Additional funding might be on the way but the SBA made a big change
|Barb Leung||Jun 14||1|
The Good News
Given the initial number of applicants to the Restaurant Revitalization Fund during its first two days, with businesses seeking nearly $70B, it wasn’t a matter of if, but rather, how senators and house representations would pursue additional funding.
On Thursday, Senators Sinema, Blumenauer, Fitzpatrick, and Wicker introduced the “Restaurant Revitalization Fund Replenishment Act of 2021”, which seeks to add $60B to the fund. Written as an amendment to the American Rescue Plan Act of 2021, the total available funds to food and drink establishments will total $88.6B should this bill be passed in full. If you think that the additional $60B in grants is an outsized increase, let us recall that this new number still falls short of Senator Blumenauer’s original ask of $120B last May—which had to be cut by almost 80% in order to get it through reconciliation.
The Bad News
While this news may deliver a positive outlook for businesses that do not receive funding this round, The Counter took a look at how the SBA has changed the way it is processing applications. From the case of Jake’s Bar and Grill LLC vs. the SBA, John Miller of the SBA notes the following in his declaration:
May 25, 2021: SBA began processing non-priority applications whose applicants had <$50K in FY19 gross revenues
May 27, 2021: SBA began processing all other non-priority applications
As of May 26, 2021, priority applications are on hold until the SBA finishing processing “all previously filed non-priority applications, and only then if the RRF is not first exhausted.”
For a quick summary of the Jake’s Bar and Grill LLC case, owner Antonio Vitolo stated that the grant discriminated against him because he was a white man who owned 50% of the business. Even though he co-owns the business with his Hispanic wife, the bar and grill could not be prioritized as it needed a 51% majority stake. The original opinion, which ruled in favour of the SBA, was overturned on May 28 by the Sixth Circuit court panel. The Sixth Circuit majority dubbed the establishment of priority groups as “racial gerrymandering” and subsequently ordered the SBA to fund Vitolo’s grant application. The dissenting opinion of the Sixth Circuit panel argued that the Biden Administration provided substantial evidence demonstrating that minority-owned businesses were more vulnerable to economic distress than their white counterparts.

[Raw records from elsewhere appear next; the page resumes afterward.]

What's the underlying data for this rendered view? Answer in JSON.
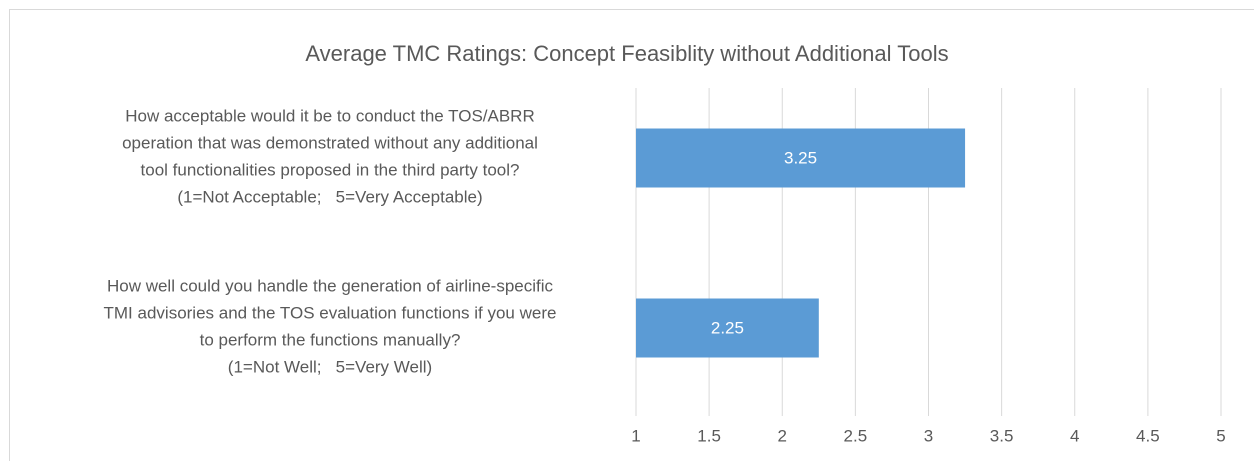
{
  "chart_data": {
    "type": "bar",
    "orientation": "horizontal",
    "title": "Average TMC Ratings: Concept Feasiblity without Additional Tools",
    "categories": [
      "How acceptable would it be to conduct the TOS/ABRR\noperation that was demonstrated without any additional\ntool functionalities proposed in the third party tool?\n(1=Not Acceptable;   5=Very Acceptable)",
      "How well could you handle the generation of airline-specific\nTMI advisories and the TOS evaluation functions if you were\nto perform the functions manually?\n(1=Not Well;   5=Very Well)"
    ],
    "values": [
      3.25,
      2.25
    ],
    "color": "#5b9bd5",
    "xlim": [
      1,
      5
    ],
    "xticks": [
      1,
      1.5,
      2,
      2.5,
      3,
      3.5,
      4,
      4.5,
      5
    ],
    "grid": true
  }
}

And back to the three bullet points that I’ve highlighted above. Instead of placing unprocessed priority applications back into the regular queue of when they were timestamped—which would have made perfect sense—the SBA instead placed them last. In light of lawsuits from various plaintiffs, such as this one and Philip Greer in Texas, it comes as no surprise that the SBA would try to change its methods to avoid further legal troubles. However, this choice to pause the review of priority applications feels like undue punishment.
The call from both Democrats and Republicans to allow for additional funding is promising. But in order to productively move forward, the SBA needs to: a) be more transparent in its processes; and b) not “course correct” at the expense of those have been historically and continue to be disadvantaged and discriminated against. With not all minority businesses funded, the question of how these funds will be disbursed comes into play. The SBA certainly has some latitude in how they administer the program, but how they do so without running into more legal contests is a big question.